Saturday 2 November 2019

Switch Replaced, and a Berwick Boxcar

Well, that messed up track switch at my Wright Bridge and Tank fab shop has been replaced...didn't really take all that long for the track crew (me) to do either.  Maybe a little over an hour. With the new Peco replacement being shorter than the Atlas switch was, I had to splice in two short pieces of rail, about 1 1/4 inches long.  I also added in an extra electrical feeder.

After a few test runs with a couple of different gondolas and an engine there were no problems running there at all. Things were good so I also ballasted the switch and even added in a little bit of greenery. With that done, the area runs better and looks better than it did before.  So I'm calling that a "win". I did neglect to paint the sides of the rails though, so I'll have to try to get to that sometime soon.

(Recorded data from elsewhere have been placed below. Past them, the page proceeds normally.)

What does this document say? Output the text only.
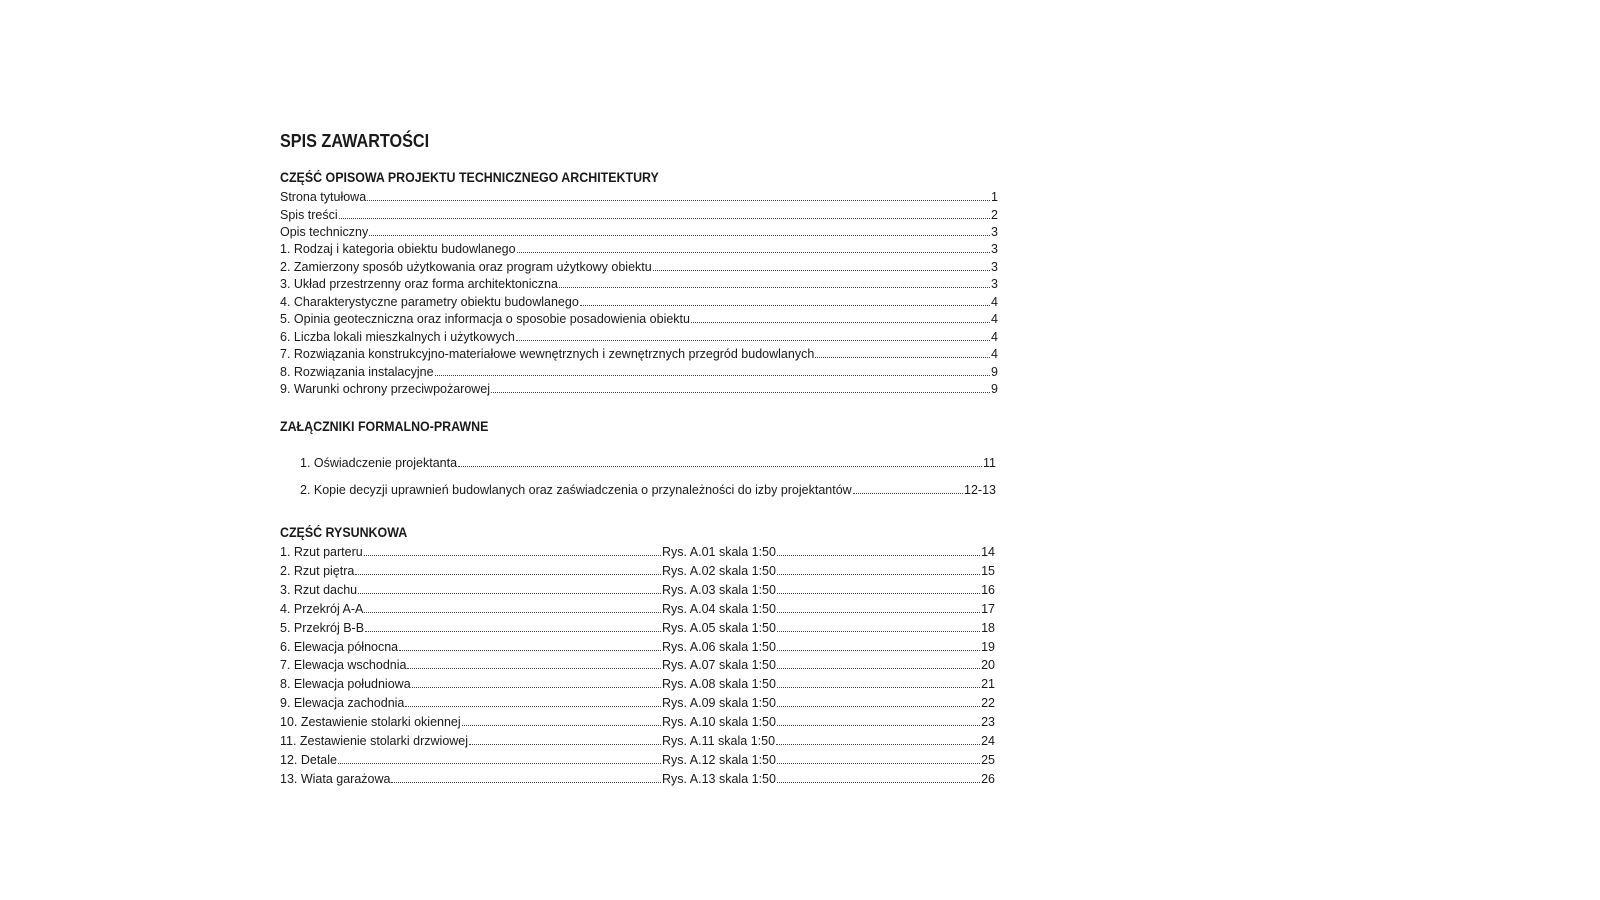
SPIS ZAWARTOŚCI
CZĘŚĆ OPISOWA PROJEKTU TECHNICZNEGO ARCHITEKTURY
Strona tytułowa	1
Spis treści	2
Opis techniczny	3
1. Rodzaj i kategoria obiektu budowlanego	3
2. Zamierzony sposób użytkowania oraz program użytkowy obiektu	3
3. Układ przestrzenny oraz forma architektoniczna	3
4. Charakterystyczne parametry obiektu budowlanego	4
5. Opinia geoteczniczna oraz informacja o sposobie posadowienia obiektu	4
6. Liczba lokali mieszkalnych i użytkowych	4
7. Rozwiązania konstrukcyjno-materiałowe wewnętrznych i zewnętrznych przegród budowlanych	4
8. Rozwiązania instalacyjne	9
9. Warunki ochrony przeciwpożarowej	9
ZAŁĄCZNIKI FORMALNO-PRAWNE
1. Oświadczenie projektanta	11
2. Kopie decyzji uprawnień budowlanych oraz zaświadczenia o przynależności do izby projektantów	12-13
CZĘŚĆ RYSUNKOWA
1. Rzut parteru	Rys. A.01 skala 1:50	14
2. Rzut piętra	Rys. A.02 skala 1:50	15
3. Rzut dachu	Rys. A.03 skala 1:50	16
4. Przekrój A-A	Rys. A.04 skala 1:50	17
5. Przekrój B-B	Rys. A.05 skala 1:50	18
6. Elewacja północna	Rys. A.06 skala 1:50	19
7. Elewacja wschodnia	Rys. A.07 skala 1:50	20
8. Elewacja południowa	Rys. A.08 skala 1:50	21
9. Elewacja zachodnia	Rys. A.09 skala 1:50	22
10. Zestawienie stolarki okiennej	Rys. A.10 skala 1:50	23
11. Zestawienie stolarki drzwiowej	Rys. A.11 skala 1:50	24
12. Detale	Rys. A.12 skala 1:50	25
13. Wiata garażowa	Rys. A.13 skala 1:50	26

The Peco switch in place, but I really should have painted the rails first. Oh well.

Also last week I posted a photo of my new purchases from the train show in Woodstock. Among those items was a 50 foot Berwick boxcar from Branchline, painted for the Wisconsin Central with the SSAM reporting marks.

Still shiny and new from the box just won't do for me, so before it goes on the layout I feel a little weathering is in order.  I try to refer to interweb photos of similar cars, hopefully from the same number series at least, for reference as far as wear and weathering patterns go.

With this boxcar, to start I flattened down the burgundy with a few light airbrush passes of Concrete Grey.  I've used that colour a few times now to tone down original factory paint jobs, and have had very good results so far.  Using white for this step can quickly lead to a frosted appearance to the paint, so I think the grey-beige of the Concrete really helps me to avoid that situation.

Following the airbrush, I just use an old worn out brush to dab burnt sienna, burnt umber, and a tiny bit of black along the roof sills and door tracks, and then blend it together with a little drop of water on the brush.

I've dirtied up the lower areas of the doors with a darker mix of the same colours. Scratches and rust blisters on the panels and posts are burnt sienna and burnt umber applied with a fine tipped (005) brush.
Some rusty colour has been sprayed on the coupler by the previous owner of the boxcar, but I couldn't say exactly what was used. I'm thinking that it's a bit too orange though, so I think I should go over it with a quick spray of Rail Brown or something similar.

The silver of the roof is first toned down a bit with Grimy Black mixed with Rust and then the rust spots are actually 3 colours, applied separately in layers. Raw Sienna, then Burnt Sienna, and finally Burnt Umber for the darkest portion. 
The rust patterns on the roof are more or less taken from a photo of another boxcar I saw online

The other side of the Berwick car.  I'm really pleased with the way this addition to the fleet has turned out.


  1. So far, you concrete gray fading trick does a very natural job. I've yet to put it in practice yet, but you've convinced me to change my method! That Berwick car is beautiful.

  2. Mathieu - Thank you so much. It was from your blog on August 4th that gave me the inspiration to try the concrete colour. You had written at that time that you had used beige and white. The concrete was the closest I had to that, and I've been using it for paint fading ever since.


  3. Jim, great work again! As for the orange-ish drawbar, you can claim that it's a replacement after an Engineer somewhere ripped it out of the car. It happens in real life sometimes, and the new castings often look a bit "off" might save you some work!

  4. Outstanding job on the weathering. Just the right amount for a hard working car. Love the way the concrete colour takes that plastic look away.

  5. Thanks Dave and Mike for looking in and leaving your supportive comments. Much appreciated.